While, however, Xenocrates (and with him Speusippus and the other philosophers of the older Academy) would not accept that these intermediate things, such as health, beauty, fame, good fortune, etc. were valuable in themselves, he did not accept that they were absolutely worthless or indifferent. According, therefore, as what belongs to the intermediate region is adapted to bring about or to hinder the good, Xenocrates appears to have designated it as good or evil, probably with the proviso, that by misuse what is good might become evil, and vice versa, that by virtue, what is evil might become good.
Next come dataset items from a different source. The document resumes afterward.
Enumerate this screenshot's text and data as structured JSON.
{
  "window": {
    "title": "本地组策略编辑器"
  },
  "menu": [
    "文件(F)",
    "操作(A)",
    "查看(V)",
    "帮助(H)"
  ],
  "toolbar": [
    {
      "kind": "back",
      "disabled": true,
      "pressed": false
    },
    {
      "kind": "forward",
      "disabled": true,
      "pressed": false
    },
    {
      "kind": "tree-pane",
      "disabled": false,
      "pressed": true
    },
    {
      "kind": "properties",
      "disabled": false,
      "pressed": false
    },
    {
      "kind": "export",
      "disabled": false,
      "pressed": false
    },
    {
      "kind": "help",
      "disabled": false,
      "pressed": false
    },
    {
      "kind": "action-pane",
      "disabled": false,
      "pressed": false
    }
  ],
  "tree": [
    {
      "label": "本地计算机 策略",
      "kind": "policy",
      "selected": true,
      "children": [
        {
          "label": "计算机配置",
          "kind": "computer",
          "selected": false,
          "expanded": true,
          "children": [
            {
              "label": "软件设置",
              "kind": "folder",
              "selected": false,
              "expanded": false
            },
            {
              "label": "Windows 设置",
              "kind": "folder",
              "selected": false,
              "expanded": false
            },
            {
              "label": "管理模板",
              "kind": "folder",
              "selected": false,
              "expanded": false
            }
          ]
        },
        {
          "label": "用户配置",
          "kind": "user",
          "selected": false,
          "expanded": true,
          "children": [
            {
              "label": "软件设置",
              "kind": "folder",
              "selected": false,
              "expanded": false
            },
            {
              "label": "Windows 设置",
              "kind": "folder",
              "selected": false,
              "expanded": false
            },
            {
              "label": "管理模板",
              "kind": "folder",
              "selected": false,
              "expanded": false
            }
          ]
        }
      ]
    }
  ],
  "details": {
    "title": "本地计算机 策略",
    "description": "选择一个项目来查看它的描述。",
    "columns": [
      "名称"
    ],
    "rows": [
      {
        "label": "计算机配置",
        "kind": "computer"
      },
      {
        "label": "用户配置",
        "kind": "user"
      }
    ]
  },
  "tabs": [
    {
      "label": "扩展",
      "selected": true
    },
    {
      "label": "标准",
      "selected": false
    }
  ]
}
Still he maintained that virtue alone is valuable in itself, and that the value of every thing else is conditional. According to this, happiness should coincide with the consciousness of virtue, though its reference to the relations of human life requires the additional condition, that it is only in the enjoyment of the good things and circumstances originally designed for it by nature that it attains to completion; to these good things, however, sensuous gratification does not belong. In this sense he on the one hand denoted (perfect) happiness as the possession of personal virtue, and the capabilities adapted to it, and therefore reckoned among its constituent elements, besides moral actions conditions and facilities, those movements and relations also without which external good things cannot be attained, and on the other hand did not allow that wisdom, understood as the science of first causes or intelligible essence, or as theoretical understanding, is by itself the true wisdom which should be striven after by people, and therefore seems to have regarded this human wisdom as at the same time exerted in investigating, defining, and applying. How decidedly he insisted not only on the recognition of the unconditional nature of moral excellence, but on morality of thought, is shown by his declaration, that it comes to the same thing whether one casts longing eyes, or sets one's feet upon the property of others. His moral earnestness is also expressed in the warning that the ears of children should be guarded against the poison of immoral speeches.

===Mathematics===
Xenocrates is known to have written a book On Numbers, and a Theory of Numbers, besides books on geometry. Plutarch writes that Xenocrates once attempted to find the total number of syllables that could be made from the letters of the alphabet. According to Plutarch, Xenocrates result was 1,002,000,000,000 (a "myriad-and-twenty times a myriad-myriad"). This possibly represents the first instance that a combinatorial problem involving permutations was attempted. Xenocrates also supported the idea of "indivisible lines" (and magnitudes) in order to counter Zeno's paradoxes.